Как только бутылка опустела, дядя остановился и стал подниматься с четверенек. Бабушка отступила в испуге и прижала к себе внука. Всегда непредсказуемы такие, кто вот так поднимается, кто, будучи пьяным, находит в себе силы подняться, так как обычно они поднимаются, чтоб побуянить и после опять упасть. Дядя встал и повернулся лицом к бабушке. И тут бабушка вскрикнула пораженно, вскрикнула, как говорят, не своим голосом. Если бы поднявшийся собрался дебоширить, она б вообще не вскрикнула, она бы сразу начала соображать, как урезонить буяна. И обязательно урезонила бы, не привыкать! Но сейчас она видела невозможное, от которого хоть каким голосом вскрикнешь: перед ней стоял совершенно трезвый молодой человек и ясными, но беспокойными глазами смотрел на нее. Потом огляделся и спросил:
— Где я?
Ответил Тимоша:
— Дяденька, вы у нас. Мы вас с бабушкой со снега подняли и сюда принесли. И полили святой водичкой.
Дяденька призакрыл глаза, губы его беззвучно задвигались, явно он сейчас прокручивал про себя обрывки воспоминаний, и эти обрывки, судя по его изменившемуся лицу, не доставляли ему радости.
— Ужас, — сказал дядя, открывая глаза.
— Ужас, — сказала бабушка, хотя и не видела того, что смотрел про себя дядя. Дядя стал тереть себе виски.
— Но я ж еще валяться должен, — тихо проговорил он, покачивая головой.
— Бабушка, — подал голос Тимоша, — а как же папа? Ему водички не осталось?
— Да... Ему водички завтра возьмем, Тимош. У Нее, — бабушка кивнула на икону, — воды на всех хватит.
Дядя подошел к иконе, постоял перед ней, повернулся к бабушке:
— Ну что, мать... спасибо и прости. Сама меня дотащила?
Бабушка ничего не ответила, только горько усмехнулась.
— И я помогал, — сказал Тимоша.
— И тебе спасибо, — сказал дядя и погладил Тимошу по волосам. — Значит, говоришь, на всех воды хватит? А меня возьмете?
— А чего тебе ждать завтра? — сказала бабушка. — Иди сейчас, это недалеко. Как вон до того угла дойдешь, где мы тебя подобрали...
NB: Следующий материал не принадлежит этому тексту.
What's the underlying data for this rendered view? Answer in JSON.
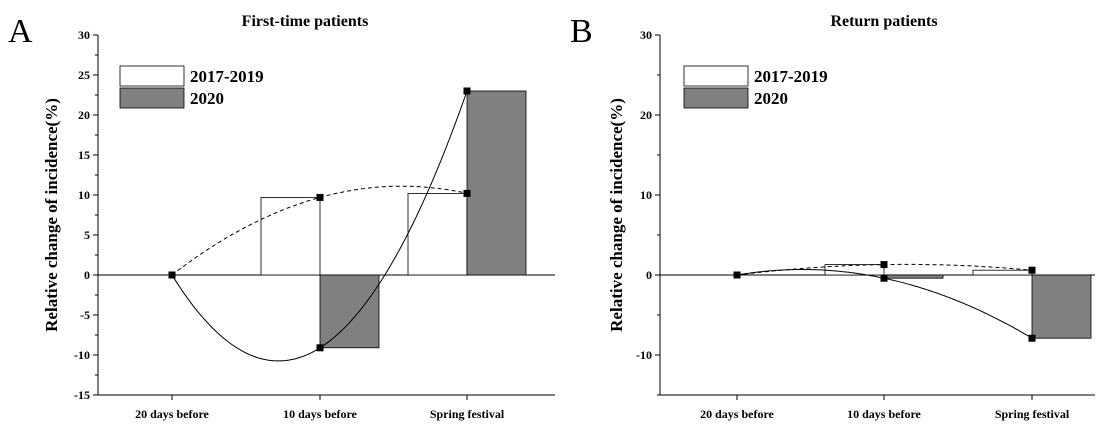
{
  "chart_data": [
    {
      "type": "bar",
      "panel": "A",
      "title": "First-time patients",
      "ylabel": "Relative change of incidence(%)",
      "ylim": [
        -15,
        30
      ],
      "yticks": [
        30,
        25,
        20,
        15,
        10,
        5,
        0,
        -5,
        -10,
        -15
      ],
      "categories": [
        "20 days before",
        "10 days before",
        "Spring festival"
      ],
      "series": [
        {
          "name": "2017-2019",
          "values": [
            0,
            9.7,
            10.2
          ],
          "color": "#ffffff",
          "curve": "dashed"
        },
        {
          "name": "2020",
          "values": [
            0,
            -9.1,
            23.0
          ],
          "color": "#808080",
          "curve": "solid"
        }
      ],
      "legend": "top-left"
    },
    {
      "type": "bar",
      "panel": "B",
      "title": "Return patients",
      "ylabel": "Relative change of incidence(%)",
      "ylim": [
        -15,
        30
      ],
      "yticks": [
        30,
        20,
        10,
        0,
        -10
      ],
      "categories": [
        "20 days before",
        "10 days before",
        "Spring festival"
      ],
      "series": [
        {
          "name": "2017-2019",
          "values": [
            0,
            1.3,
            0.6
          ],
          "color": "#ffffff",
          "curve": "dashed"
        },
        {
          "name": "2020",
          "values": [
            0,
            -0.4,
            -7.9
          ],
          "color": "#808080",
          "curve": "solid"
        }
      ],
      "legend": "top-left"
    }
  ]
}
— А где вы меня подобрали?
— Да и я-то... — вздохнула бабушка. — Хоть день-то какой сегодня, знаешь?
— Нет.
— Эх... — бабушка подошла к окну и показала рукой, где сворачивать. — Храм маленький, среди домов незаметен, но он тебя сам найдет. Слушай, а ну погоди, — бабушка подошла к кроватке, сняла икону и подала дяде. — Я так думаю, твоя она, раз так стругануло тебя перед ней. А себе я завтра возьму.
Дядя взял икону, вздохнул долго и тяжко, затем, опустив глаза, сказал:
— Спасибо, мать, — и пошел в храм за водичкой.
— Вот так, — сказал Игнатий Пудович после молчания, во время которого он, как говорят, смотрел в себя.
— А этот дядя дошел до храма? — тихо спросил Петюня.
— Дошел, — как бы очнулся церковный сторож. — Иконочка вот эта — та самая, от рабы Божией Аглаиды.
— Неужто вы это всё про себя? — Клара Карловна глядела на дедморозовскую бороду, на детскую улыбку, на безморщинистые щеки, высокий лоб и добрые, всегда внимательные глаза, хранившие оттенок печали, даже когда губы улыбались, и никак не связывался этот образ с сидящим на снегу чучелом, которое только и мекать может, да и то с трудом.